In 1991, the relationship between AM and FM was severed once and for all when KFKF was sold to KCBR-AM Limited Partnership, owned by Bill Johnson, and became KNHN, a news/talk station known as "CNN 1340". KNHN executed an ambitious and experimental plan to expand its coverage; in 1993, it bought another station on 1340, KSEK in Pittsburg, Kansas, and began synchronous operation with the station (which took on new KPHN call letters). In between the two facilities, KNHN received a construction permit to build a synchronous 200-watt booster at Amoret, Missouri.[25] KNHN offered listeners news/talk programming, CNN Headline News audio overnights, and Kansas State University sports coverage.[26]
In 1997, KCBR-AM Limited Partnership acquired 1190 KFEZ (now KDMR), a 5,000-watt station running an adult standards format. Ownership decided to relocate the news/talk format to the stronger 1190 signal, and on March 3, 1997, the talk programs moved to 1190 as KPHN and 1340 became KFEZ with the adult standards programming. Additionally, the Pittsburg 1340 station, which sported the KNHN calls after the swap, was spun off and returned to local operation as KSEK that August, unwinding the synchronous operation experiment (though KDTD continues to possess the authorization for the Amoret booster, it was dismantled).
In 2000, KCBR leased KFEZ to James Crystal Holdings, a religious broadcaster, with an option to buy. While Crystal's time programming 1340 AM with a contemporary Christian format would be short, running just 18 months, Crystal would take an unusual step. It bought KCKN in Roswell, New Mexico, for $2.5 million[27] and changed its calls so that the Kansas City station could reclaim the call sign.
While Crystal had an option to buy the Kansas City station, they never exercised it. Instead, Miles Carter and the Carter Broadcast Group acquired KCKN in 2001, and new programming followed on November 15 when the station became sports-formatted "Fox Sports 1340". The station was sold to All Comedy Radio in 2004 and began running that network's programming.

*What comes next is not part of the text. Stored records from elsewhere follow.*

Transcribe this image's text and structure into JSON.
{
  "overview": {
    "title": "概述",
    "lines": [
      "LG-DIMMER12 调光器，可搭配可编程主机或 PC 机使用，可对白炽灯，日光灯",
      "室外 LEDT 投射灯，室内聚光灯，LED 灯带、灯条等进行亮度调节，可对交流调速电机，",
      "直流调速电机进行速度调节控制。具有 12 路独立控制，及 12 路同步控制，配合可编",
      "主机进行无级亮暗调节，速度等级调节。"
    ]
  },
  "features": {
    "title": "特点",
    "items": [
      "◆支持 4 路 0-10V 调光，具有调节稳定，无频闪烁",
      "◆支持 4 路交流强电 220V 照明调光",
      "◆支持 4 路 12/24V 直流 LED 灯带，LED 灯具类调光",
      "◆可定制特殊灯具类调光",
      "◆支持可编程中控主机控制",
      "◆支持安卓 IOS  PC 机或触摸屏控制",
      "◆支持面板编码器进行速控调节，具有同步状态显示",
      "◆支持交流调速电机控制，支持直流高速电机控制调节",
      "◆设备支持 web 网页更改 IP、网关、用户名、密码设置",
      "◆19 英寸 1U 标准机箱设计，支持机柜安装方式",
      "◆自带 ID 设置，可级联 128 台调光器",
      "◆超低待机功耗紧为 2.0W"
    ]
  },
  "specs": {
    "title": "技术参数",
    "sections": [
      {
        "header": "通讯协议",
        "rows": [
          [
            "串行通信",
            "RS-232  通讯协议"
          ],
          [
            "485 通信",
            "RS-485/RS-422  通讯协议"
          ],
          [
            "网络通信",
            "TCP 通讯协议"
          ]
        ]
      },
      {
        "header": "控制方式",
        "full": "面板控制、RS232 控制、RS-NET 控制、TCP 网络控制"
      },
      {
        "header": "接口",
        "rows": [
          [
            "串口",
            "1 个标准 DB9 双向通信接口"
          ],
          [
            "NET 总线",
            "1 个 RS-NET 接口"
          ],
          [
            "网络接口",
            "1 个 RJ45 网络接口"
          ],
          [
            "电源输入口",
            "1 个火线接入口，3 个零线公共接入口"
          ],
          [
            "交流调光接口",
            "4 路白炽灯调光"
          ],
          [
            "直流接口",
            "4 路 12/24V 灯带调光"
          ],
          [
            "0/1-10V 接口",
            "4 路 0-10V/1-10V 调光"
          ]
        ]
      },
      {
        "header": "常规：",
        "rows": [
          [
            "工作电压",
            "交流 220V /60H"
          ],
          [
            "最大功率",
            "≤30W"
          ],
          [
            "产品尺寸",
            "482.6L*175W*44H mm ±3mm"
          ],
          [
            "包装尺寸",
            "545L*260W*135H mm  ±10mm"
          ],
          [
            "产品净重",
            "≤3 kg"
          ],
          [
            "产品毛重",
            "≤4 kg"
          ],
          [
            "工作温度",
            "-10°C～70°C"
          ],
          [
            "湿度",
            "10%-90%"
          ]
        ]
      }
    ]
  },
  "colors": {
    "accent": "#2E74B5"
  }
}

Davidson Media Group, owner of 1480 KCZZ, acquired KCKN in 2005 and changed its call letters to KDTD on December 12. KCZZ had been running a hybrid sports/Regional Mexican format, and the Regional Mexican programming moved to 1340. (The KCKN calls returned to Roswell in 2006.) KDTD would be leased to Reyes Media Group, publisher of the Dos Mundos local Spanish-language newspaper, which operates KCZZ, KDTD and separately owned 1250 KYYS.
As KDTD, the station has occasionally had sports coverage, though sports events have since migrated to the other Reyes stations. KDTD was the former Spanish-language flagship of Sporting Kansas City, now heard on KCZZ, and until 2017, it was also the Spanish-language home of the Kansas City Chiefs (whose games moved to FM translator-bearing KCTO). In July 2015, the Kansas City Royals broadcast their first-ever game in Spanish on KDTD;[28] they are now heard on KYYS.
In 2015, Davidson sold KDTD and KCZZ to TBLC Holdings, owned by Mahan M. Janbakhsh, in a transaction also involving stations in Virginia and North and South Carolina. The deal was consummated on November 9, 2015.
Effective March 24, 2020, TBLC Holdings sold KDTD and KCZZ to Edward Reyes' Reyes Media Group, Inc., for $600,000.